Daniela Enriquez (March 27, 2018)
It’s a Washingtonian tradition to host the winner of the Premio Strega – the most prestigious literary prize in Italy – for an event each year at the Embassy of Italy. This year was no exception, and on an atypically snowy evening toward the end of March, the literary crowd of the nation’s capital gathered to listen to a conversation between Rakesh Satyal – Senior Editor at Atria Books – and Paolo Cognetti – author of this year’s winner: The Eight Mountains.

Cognetti’s book is having worldwide success, and has already been translated into 38 languages. Throughout the evening, and Satyal’s questioning, we gradually became acquainted with Paolo Cognetti and the reasons for the intensity of his latest book.

Let’s start from the beginning!

The Eight Mountains – following a very contemporary Italian tradition made famous by Elena Ferrante – tells the story of a friendship between two young children – Pietro and Bruno – that endures despite the differences of their upbringing and of the paths their lives take. And Cognetti’s book has a surprising third character: the Mountain. Far from being only a background element, the mountain reveals itself as the real protagonist of the story: it binds together the lives of all the other characters, is has a special relationship with both Pietro and Bruno, and like a real character it changes throughout the course of the story. This book was meant to be a short story – a genre the author had previously experimented with – but, as he says, it expanded of its own accord. 

Cognetti - whose physical appearance evokes a modern “mountaineer pirate” with his untamed red beard and two earrings in the left ear – explained that the Italian literary tradition is mainly urban, full of novels and stories set in cities. That’s why, in fact, he found inspiration for his book overseas, with American authors like Jack London, Melville and Hemingway, who are masters of the natural landscape tradition in literature. In the book, the Alps fill the role of the frontier, the great North of the American tradition. As Giulia Prati said during her introductory speech, despite the fact that Italy has an elongated shape  and is surrounded by the sea, the mountains have been very important in its history: just think about their role during WWI and WWII. The Alps and the Himalayas are the protagonists of this novel, as well as two themes in the life of the writer: Cognetti lives between an apartment in Milan and a cabin 6,000 feet high in the mountains, and he has travelled several times to the Himalayas.

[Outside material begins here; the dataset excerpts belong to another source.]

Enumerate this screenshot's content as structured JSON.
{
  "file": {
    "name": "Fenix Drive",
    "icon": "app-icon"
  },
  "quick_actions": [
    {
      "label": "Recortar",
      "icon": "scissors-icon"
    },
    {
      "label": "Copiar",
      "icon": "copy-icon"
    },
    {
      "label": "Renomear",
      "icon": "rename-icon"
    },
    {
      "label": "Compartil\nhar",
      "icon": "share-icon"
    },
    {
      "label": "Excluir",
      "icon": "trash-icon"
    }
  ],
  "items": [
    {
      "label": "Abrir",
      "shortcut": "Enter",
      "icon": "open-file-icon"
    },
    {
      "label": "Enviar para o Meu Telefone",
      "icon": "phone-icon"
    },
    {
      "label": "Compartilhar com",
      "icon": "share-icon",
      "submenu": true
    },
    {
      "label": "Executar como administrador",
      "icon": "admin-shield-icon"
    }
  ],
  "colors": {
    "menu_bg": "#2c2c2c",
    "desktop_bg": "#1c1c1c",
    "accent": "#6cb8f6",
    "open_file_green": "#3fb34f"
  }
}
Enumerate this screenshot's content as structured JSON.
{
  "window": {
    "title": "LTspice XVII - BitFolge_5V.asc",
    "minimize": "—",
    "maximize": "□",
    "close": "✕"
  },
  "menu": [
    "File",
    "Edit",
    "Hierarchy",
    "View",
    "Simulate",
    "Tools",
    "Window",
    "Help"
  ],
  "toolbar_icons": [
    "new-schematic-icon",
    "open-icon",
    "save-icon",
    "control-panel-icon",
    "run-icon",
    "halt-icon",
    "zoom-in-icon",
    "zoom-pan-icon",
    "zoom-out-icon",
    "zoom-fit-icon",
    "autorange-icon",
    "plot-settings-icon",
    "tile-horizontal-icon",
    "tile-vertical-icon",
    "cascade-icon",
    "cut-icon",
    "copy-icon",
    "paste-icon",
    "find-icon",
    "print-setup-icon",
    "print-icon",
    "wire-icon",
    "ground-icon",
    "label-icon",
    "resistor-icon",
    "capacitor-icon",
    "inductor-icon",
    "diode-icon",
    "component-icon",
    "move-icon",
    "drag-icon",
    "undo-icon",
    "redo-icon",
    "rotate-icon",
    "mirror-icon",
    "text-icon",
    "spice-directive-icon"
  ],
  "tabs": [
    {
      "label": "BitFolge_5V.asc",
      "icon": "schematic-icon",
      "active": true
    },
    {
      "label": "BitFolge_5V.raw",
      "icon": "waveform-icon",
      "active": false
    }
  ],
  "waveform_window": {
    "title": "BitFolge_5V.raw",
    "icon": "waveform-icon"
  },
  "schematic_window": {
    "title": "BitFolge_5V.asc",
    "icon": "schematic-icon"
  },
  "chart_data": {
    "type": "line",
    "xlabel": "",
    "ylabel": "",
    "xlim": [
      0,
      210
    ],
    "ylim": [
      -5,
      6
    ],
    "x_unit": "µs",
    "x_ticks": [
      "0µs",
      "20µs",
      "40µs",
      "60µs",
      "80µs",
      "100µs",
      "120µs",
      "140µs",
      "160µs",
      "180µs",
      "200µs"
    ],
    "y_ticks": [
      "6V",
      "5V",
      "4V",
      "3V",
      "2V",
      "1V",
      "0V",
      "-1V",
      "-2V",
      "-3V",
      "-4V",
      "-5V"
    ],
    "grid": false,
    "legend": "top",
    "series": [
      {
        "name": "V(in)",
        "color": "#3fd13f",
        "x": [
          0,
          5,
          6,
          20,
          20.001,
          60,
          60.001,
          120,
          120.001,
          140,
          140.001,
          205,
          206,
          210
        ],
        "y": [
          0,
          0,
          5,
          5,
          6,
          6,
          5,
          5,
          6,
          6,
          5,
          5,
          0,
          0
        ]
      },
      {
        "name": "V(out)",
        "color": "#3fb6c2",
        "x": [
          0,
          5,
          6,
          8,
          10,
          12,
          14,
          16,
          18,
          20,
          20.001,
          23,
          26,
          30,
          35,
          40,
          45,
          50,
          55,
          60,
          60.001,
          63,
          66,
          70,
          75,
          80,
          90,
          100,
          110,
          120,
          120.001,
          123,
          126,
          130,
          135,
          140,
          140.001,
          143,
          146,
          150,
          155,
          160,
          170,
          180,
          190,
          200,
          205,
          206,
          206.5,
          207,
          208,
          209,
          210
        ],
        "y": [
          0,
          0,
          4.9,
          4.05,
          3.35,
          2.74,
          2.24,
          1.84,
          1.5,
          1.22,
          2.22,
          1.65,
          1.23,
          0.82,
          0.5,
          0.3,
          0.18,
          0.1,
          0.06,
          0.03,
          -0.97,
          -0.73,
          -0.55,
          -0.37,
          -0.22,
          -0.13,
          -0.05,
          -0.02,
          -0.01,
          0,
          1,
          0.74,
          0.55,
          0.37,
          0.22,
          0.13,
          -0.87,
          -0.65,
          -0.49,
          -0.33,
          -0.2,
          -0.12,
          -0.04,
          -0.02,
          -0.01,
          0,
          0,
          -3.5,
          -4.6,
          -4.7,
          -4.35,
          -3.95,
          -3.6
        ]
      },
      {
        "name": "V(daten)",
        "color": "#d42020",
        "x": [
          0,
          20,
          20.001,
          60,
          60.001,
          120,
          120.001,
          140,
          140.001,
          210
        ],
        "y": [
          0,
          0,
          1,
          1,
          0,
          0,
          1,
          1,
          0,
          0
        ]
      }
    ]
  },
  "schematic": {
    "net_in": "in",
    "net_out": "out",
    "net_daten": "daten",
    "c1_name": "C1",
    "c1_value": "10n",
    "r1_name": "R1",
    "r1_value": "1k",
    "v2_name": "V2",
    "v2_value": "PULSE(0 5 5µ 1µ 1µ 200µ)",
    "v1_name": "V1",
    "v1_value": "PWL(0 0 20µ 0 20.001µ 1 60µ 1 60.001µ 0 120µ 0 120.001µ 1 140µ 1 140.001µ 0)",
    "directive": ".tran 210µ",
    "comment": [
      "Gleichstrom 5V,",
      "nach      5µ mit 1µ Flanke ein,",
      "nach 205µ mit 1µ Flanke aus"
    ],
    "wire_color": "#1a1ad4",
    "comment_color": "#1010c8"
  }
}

Other influences behind this book include Two of Two by Andrea De Carlo, The Chosen by Chaim Potok, Lessico Familiare by Natalia Ginzburg and Tom Sawyer and Huckleberry Finn by Mark Twain. Cognetti admitted that when he was a child he felt like a modern Tom Sawyer – a middle class educated kid – in search of his Huckleberry Finn. 

The author shared the motives behind the choice of his title: The Eight Mountains. Throughout the time he was writing the book, he found himself “harassed” by the number eight. Before becoming a writer, Cognetti studied mathematics, and he has always been engaged with numbers. Therefore, he felt compelled to find a meaning behind the number eight, and behind the title of the book. He decided to interrogate the modern oracle, Google, which immediately linked this number to Buddhism and the Himalayas. 

Before the end of the event, and the buffet generously offered by New Academia Publishing, Cognetti answered the crucial question about the worldwide success of his book. So here it is, according to him: friendship is a primordial and universal theme that everybody in the world experiences, and the fact that this particular friendship is set in the Alps – which have a central position in Europe – helped the book to become a sensation in Italy and abroad.